Drawing lessons from fatal SELinux bug #1054350

Fri Jan 24 03:43:26 UTC 2014

On Fri, 2014-01-24 at 00:55 +0100, Kevin Kofler wrote:

> Last time an issue like that happened (the D-Bus regression that broke 
> updates),

That was my fault.  Something which left an impact on me, you can be
sure.  Like SELinux, DBus impacts everything nearly everything in early
userspace.

In fact, this particular regression is exactly one of the reasons I made
OSTree.  With both this and the SELinux bug, knowing you can *always*
reboot into the previous system state and recover makes things
fundamentally better for a fast-moving system like Fedora.
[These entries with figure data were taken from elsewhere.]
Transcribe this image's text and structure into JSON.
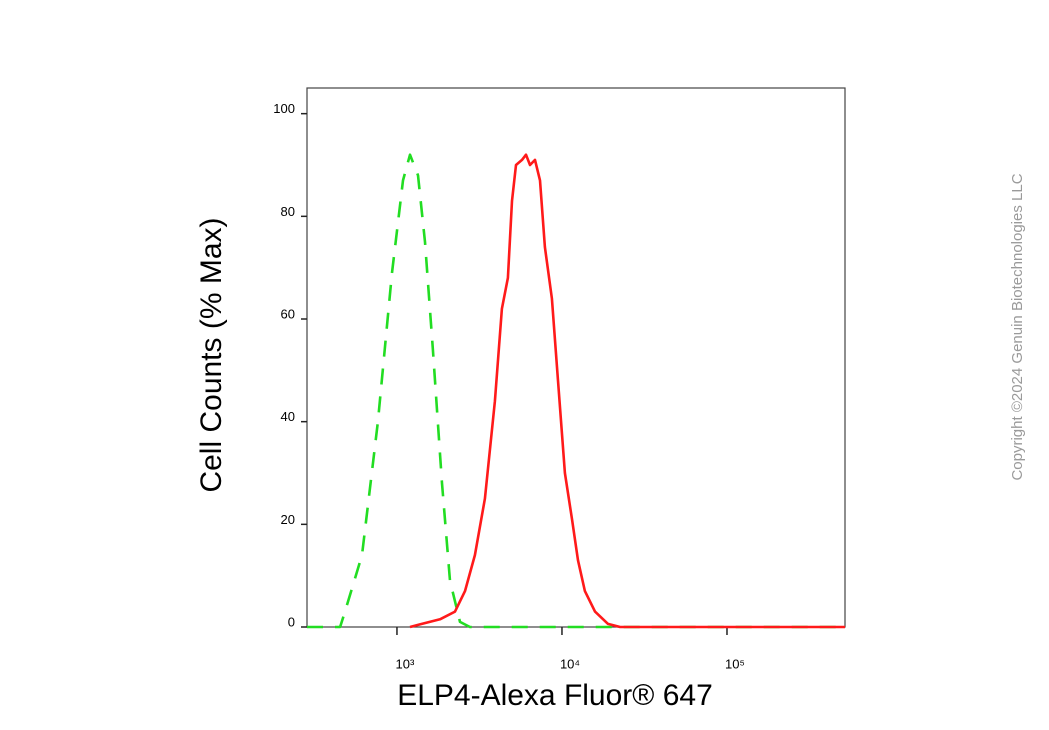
{
  "chart_data": {
    "type": "line",
    "x_label": "ELP4-Alexa Fluor® 647",
    "y_label": "Cell Counts (% Max)",
    "watermark": "Copyright ©2024 Genuin Biotechnologies LLC",
    "xscale": "log",
    "xlim": [
      285,
      519000
    ],
    "ylim": [
      0,
      105
    ],
    "xticks": [
      {
        "value": 1000,
        "label": "10³"
      },
      {
        "value": 10000,
        "label": "10⁴"
      },
      {
        "value": 100000,
        "label": "10⁵"
      }
    ],
    "yticks": [
      0,
      20,
      40,
      60,
      80,
      100
    ],
    "grid": false,
    "series": [
      {
        "color": "#22dd22",
        "line_style": "dashed",
        "x": [
          285,
          452,
          484,
          614,
          767,
          933,
          1088,
          1199,
          1341,
          1478,
          1652,
          1874,
          2096,
          2410,
          2767,
          17000,
          519000
        ],
        "values": [
          0,
          0,
          3,
          14,
          40,
          69,
          87,
          92,
          88,
          75,
          54,
          28,
          9,
          1,
          0,
          0,
          0
        ]
      },
      {
        "color": "#ff1a1a",
        "line_style": "solid",
        "x": [
          1199,
          1378,
          1823,
          2249,
          2583,
          2969,
          3413,
          3923,
          4325,
          4705,
          4977,
          5262,
          5725,
          6055,
          6402,
          6860,
          7356,
          7882,
          8693,
          9455,
          10420,
          11500,
          12500,
          13770,
          15850,
          19010,
          22490,
          519000
        ],
        "values": [
          0,
          0.5,
          1.5,
          3,
          7,
          14,
          25,
          44,
          62,
          68,
          83,
          90,
          91,
          92,
          90,
          91,
          87,
          74,
          64,
          48,
          30,
          21,
          13,
          7,
          3,
          0.6,
          0,
          0
        ]
      }
    ]
  }
}
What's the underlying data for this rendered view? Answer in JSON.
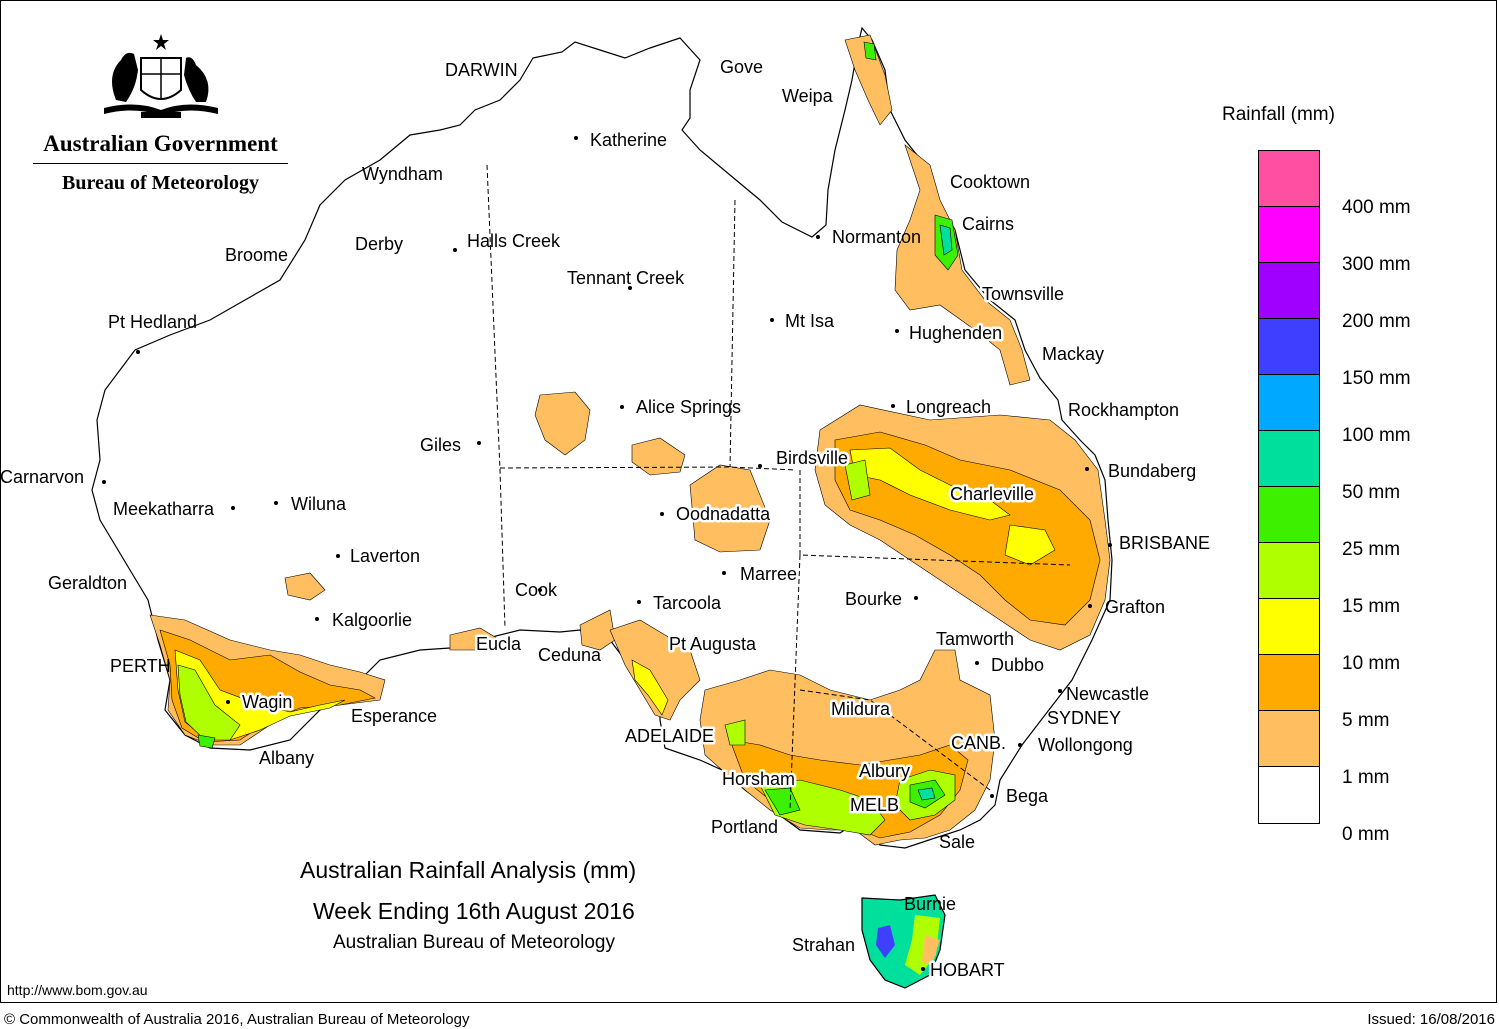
{
  "header": {
    "agency": "Australian Government",
    "bureau": "Bureau of Meteorology"
  },
  "legend": {
    "title": "Rainfall (mm)",
    "bands": [
      {
        "color": "#ff4fa3"
      },
      {
        "color": "#ff00ff"
      },
      {
        "color": "#a000ff"
      },
      {
        "color": "#3f3fff"
      },
      {
        "color": "#00a8ff"
      },
      {
        "color": "#00e09c"
      },
      {
        "color": "#3cf000"
      },
      {
        "color": "#b0ff00"
      },
      {
        "color": "#ffff00"
      },
      {
        "color": "#ffaa00"
      },
      {
        "color": "#ffbf60"
      },
      {
        "color": "#ffffff"
      }
    ],
    "ticks": [
      "400 mm",
      "300 mm",
      "200 mm",
      "150 mm",
      "100 mm",
      "50 mm",
      "25 mm",
      "15 mm",
      "10 mm",
      "5 mm",
      "1 mm",
      "0 mm"
    ]
  },
  "places": {
    "darwin": "DARWIN",
    "gove": "Gove",
    "weipa": "Weipa",
    "katherine": "Katherine",
    "wyndham": "Wyndham",
    "cooktown": "Cooktown",
    "cairns": "Cairns",
    "normanton": "Normanton",
    "derby": "Derby",
    "halls_creek": "Halls Creek",
    "broome": "Broome",
    "tennant_creek": "Tennant Creek",
    "townsville": "Townsville",
    "pt_hedland": "Pt Hedland",
    "mt_isa": "Mt Isa",
    "hughenden": "Hughenden",
    "mackay": "Mackay",
    "longreach": "Longreach",
    "rockhampton": "Rockhampton",
    "alice_springs": "Alice Springs",
    "giles": "Giles",
    "birdsville": "Birdsville",
    "bundaberg": "Bundaberg",
    "carnarvon": "Carnarvon",
    "charleville": "Charleville",
    "meekatharra": "Meekatharra",
    "wiluna": "Wiluna",
    "oodnadatta": "Oodnadatta",
    "brisbane": "BRISBANE",
    "laverton": "Laverton",
    "marree": "Marree",
    "geraldton": "Geraldton",
    "cook": "Cook",
    "bourke": "Bourke",
    "tarcoola": "Tarcoola",
    "grafton": "Grafton",
    "kalgoorlie": "Kalgoorlie",
    "tamworth": "Tamworth",
    "eucla": "Eucla",
    "pt_augusta": "Pt Augusta",
    "ceduna": "Ceduna",
    "dubbo": "Dubbo",
    "perth": "PERTH",
    "newcastle": "Newcastle",
    "wagin": "Wagin",
    "mildura": "Mildura",
    "esperance": "Esperance",
    "sydney": "SYDNEY",
    "adelaide": "ADELAIDE",
    "canb": "CANB.",
    "wollongong": "Wollongong",
    "albany": "Albany",
    "albury": "Albury",
    "horsham": "Horsham",
    "bega": "Bega",
    "melb": "MELB",
    "portland": "Portland",
    "sale": "Sale",
    "burnie": "Burnie",
    "strahan": "Strahan",
    "hobart": "HOBART"
  },
  "title": {
    "line1": "Australian Rainfall Analysis (mm)",
    "line2": "Week Ending 16th August 2016",
    "line3": "Australian Bureau of Meteorology"
  },
  "footer": {
    "url": "http://www.bom.gov.au",
    "copyright": "© Commonwealth of Australia 2016, Australian Bureau of Meteorology",
    "issued": "Issued: 16/08/2016"
  }
}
Note OSTree is fully capable of *atomic* upgrades to SELinux - where
your running system is untouched, with the old policy.  When you reboot,
you have the new policy, with the new daemon code.  
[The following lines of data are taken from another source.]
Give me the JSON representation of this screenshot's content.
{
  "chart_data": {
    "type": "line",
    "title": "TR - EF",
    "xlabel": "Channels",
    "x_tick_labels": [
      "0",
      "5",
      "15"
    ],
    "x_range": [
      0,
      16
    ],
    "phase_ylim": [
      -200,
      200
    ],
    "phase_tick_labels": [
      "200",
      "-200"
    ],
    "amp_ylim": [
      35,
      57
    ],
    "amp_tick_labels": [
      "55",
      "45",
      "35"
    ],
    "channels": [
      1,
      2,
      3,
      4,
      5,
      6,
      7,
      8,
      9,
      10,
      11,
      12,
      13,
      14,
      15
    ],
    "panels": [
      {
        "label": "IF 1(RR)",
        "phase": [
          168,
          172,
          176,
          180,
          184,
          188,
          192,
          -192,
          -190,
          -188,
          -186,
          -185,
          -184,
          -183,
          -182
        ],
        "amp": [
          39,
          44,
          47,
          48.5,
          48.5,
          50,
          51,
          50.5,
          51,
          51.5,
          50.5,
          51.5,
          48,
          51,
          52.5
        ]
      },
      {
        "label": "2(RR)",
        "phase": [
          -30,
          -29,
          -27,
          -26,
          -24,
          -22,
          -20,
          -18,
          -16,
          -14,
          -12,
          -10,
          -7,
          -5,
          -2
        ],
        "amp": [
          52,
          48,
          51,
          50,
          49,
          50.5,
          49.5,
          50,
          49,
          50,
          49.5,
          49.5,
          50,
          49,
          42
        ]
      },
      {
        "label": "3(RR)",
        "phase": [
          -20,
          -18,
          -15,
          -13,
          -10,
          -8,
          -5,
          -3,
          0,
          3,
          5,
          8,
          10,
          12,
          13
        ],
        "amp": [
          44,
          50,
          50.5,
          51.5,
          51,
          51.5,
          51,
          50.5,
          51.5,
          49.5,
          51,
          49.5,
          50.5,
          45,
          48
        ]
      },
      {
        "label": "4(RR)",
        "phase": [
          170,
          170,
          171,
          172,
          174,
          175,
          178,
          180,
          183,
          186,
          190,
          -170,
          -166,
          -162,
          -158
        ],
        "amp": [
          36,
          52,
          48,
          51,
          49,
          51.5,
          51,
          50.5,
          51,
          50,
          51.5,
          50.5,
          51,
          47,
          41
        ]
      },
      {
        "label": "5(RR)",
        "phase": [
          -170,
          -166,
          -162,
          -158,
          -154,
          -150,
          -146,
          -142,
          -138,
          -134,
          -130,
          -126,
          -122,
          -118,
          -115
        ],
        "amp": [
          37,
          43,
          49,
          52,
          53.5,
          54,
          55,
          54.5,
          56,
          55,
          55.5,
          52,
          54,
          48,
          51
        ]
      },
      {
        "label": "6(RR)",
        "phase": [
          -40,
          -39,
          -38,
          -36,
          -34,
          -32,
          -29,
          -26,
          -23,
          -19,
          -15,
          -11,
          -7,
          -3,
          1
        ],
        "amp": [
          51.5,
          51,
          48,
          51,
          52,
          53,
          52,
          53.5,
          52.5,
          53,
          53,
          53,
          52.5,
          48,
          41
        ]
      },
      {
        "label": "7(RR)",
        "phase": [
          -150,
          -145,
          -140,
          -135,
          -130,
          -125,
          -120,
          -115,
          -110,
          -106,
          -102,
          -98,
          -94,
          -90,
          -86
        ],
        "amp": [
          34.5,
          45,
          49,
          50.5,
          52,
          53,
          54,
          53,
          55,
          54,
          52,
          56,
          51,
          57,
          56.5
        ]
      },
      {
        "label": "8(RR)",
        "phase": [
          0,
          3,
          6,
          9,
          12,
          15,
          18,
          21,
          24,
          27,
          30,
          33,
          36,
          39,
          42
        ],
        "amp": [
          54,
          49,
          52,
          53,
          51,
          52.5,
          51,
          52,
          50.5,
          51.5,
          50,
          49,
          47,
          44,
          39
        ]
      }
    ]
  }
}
With the RPM live updates model by default, you have old policy, until
rpm reloads it in the middle of a "transaction", restarts some daemons,
but not all of them, leaving you some *old* code with *new* policy -
something hard to test because you have to go out of your way to
reproduce it.  You can't boot into that state directly.
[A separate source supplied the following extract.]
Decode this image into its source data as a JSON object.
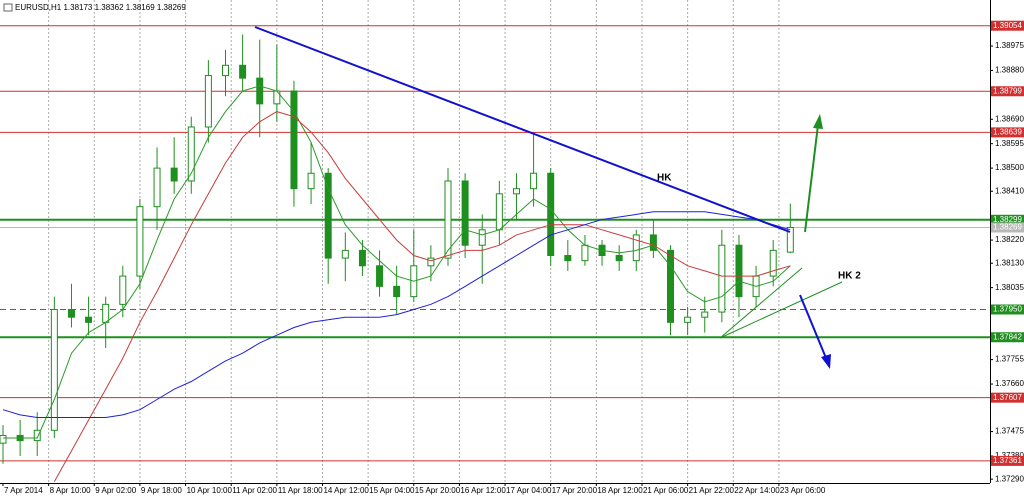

Secondarily, on the server side, as many people have noted - this type
of thing can be caught by automated testing.  It's not hardware
specific.

OSTree pairs extremely well with automated testing, because it allows
fast incremental updates for offline VMs.  I've had this working for
about a year in the gnome-continuous context, and I can bring it to
rpm-ostree too.  As in "a week or two".

So no, SELinux doesn't need to be disabled.  We can make it much better
- if we step beyond the current philosophy of "test a package" to "test
many system states as atomic units".